Para comer, Antón Martín permite moverse sin solemnidad. El Mercado de Antón Martín, en Santa Isabel 5, concentra puestos gastronómicos y mantiene esa mezcla de mercado, escuela de danza, vecinos, turistas y mesas rápidas que encaja bien después de una exposición. Dentro del mercado, Sincio funciona para una comida precisa y de barra, con producto de temporada en formato pequeño. Si se prefiere una casa de comidas clásica, La Sanabresa, en Amor de Dios 12, conserva la lógica de menú, ración generosa y barrio. Para una mesa más cara y de cocina de autor, Triciclo, en Santa María 28, es mejor reservarlo como plan gastronómico propio: producto, temporada y una carta más trabajada, no una parada improvisada después de la galería.

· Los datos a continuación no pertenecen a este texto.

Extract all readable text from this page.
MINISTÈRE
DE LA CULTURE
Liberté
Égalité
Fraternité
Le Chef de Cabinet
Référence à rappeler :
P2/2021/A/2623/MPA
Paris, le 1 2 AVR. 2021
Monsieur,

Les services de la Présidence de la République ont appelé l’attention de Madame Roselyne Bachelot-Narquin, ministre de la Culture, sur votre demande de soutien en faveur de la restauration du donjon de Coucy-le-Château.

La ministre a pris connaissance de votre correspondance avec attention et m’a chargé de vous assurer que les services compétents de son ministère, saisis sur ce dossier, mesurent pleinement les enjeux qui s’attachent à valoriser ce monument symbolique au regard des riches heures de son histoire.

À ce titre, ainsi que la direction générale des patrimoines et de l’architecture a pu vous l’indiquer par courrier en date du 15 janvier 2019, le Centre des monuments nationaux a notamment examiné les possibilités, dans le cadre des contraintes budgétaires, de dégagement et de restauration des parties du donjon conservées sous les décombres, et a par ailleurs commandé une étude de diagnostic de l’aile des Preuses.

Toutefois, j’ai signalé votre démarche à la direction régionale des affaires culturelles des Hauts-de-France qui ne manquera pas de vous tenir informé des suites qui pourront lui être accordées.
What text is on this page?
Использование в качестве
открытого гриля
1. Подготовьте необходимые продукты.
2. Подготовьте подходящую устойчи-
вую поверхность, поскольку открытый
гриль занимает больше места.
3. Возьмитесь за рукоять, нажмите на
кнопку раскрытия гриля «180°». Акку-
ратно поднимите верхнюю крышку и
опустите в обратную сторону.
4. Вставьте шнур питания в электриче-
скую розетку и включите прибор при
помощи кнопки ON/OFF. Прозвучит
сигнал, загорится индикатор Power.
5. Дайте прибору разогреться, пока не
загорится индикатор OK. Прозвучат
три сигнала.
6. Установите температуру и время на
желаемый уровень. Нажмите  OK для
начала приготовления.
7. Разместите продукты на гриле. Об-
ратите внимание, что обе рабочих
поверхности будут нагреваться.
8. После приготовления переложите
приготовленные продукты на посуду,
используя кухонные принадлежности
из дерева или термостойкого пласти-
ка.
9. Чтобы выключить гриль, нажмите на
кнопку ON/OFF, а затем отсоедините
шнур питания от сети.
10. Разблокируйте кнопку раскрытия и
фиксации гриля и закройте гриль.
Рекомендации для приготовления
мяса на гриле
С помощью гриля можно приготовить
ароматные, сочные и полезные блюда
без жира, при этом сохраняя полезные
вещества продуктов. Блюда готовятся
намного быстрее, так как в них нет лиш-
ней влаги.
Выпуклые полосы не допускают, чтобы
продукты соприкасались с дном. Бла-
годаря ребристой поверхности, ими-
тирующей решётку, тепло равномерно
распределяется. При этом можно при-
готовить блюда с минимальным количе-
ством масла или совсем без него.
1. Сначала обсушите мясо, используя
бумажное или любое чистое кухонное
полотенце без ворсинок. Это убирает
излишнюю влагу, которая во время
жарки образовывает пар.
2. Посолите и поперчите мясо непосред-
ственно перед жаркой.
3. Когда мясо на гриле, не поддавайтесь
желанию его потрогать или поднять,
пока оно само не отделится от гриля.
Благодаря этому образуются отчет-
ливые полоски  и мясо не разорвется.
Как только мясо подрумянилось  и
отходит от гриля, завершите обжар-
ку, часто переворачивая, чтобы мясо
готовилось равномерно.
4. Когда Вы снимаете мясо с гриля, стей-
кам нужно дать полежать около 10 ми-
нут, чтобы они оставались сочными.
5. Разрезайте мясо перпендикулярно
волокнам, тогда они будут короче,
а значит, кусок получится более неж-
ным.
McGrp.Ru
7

Para dormir cerca, Radisson RED Madrid tiene sentido por ubicación: está a unos pasos de Atocha, del Reina Sofía y del eje del Prado, con una terraza y oferta gastronómica vinculada a Eneko Atxa. No lo elegiría como lujo aislado, sino como base práctica para una ruta de museos, galerías y estaciones. MAISTERRA funciona bien dentro de un fin de semana que combine Hospital, Antón Martín, el Prado, CaixaForum, el Botánico y alguna sesión en el Cine Doré; una zona donde Madrid mezcla institución, mercado, tren, barrio y conversación sin cambiar demasiado de escala.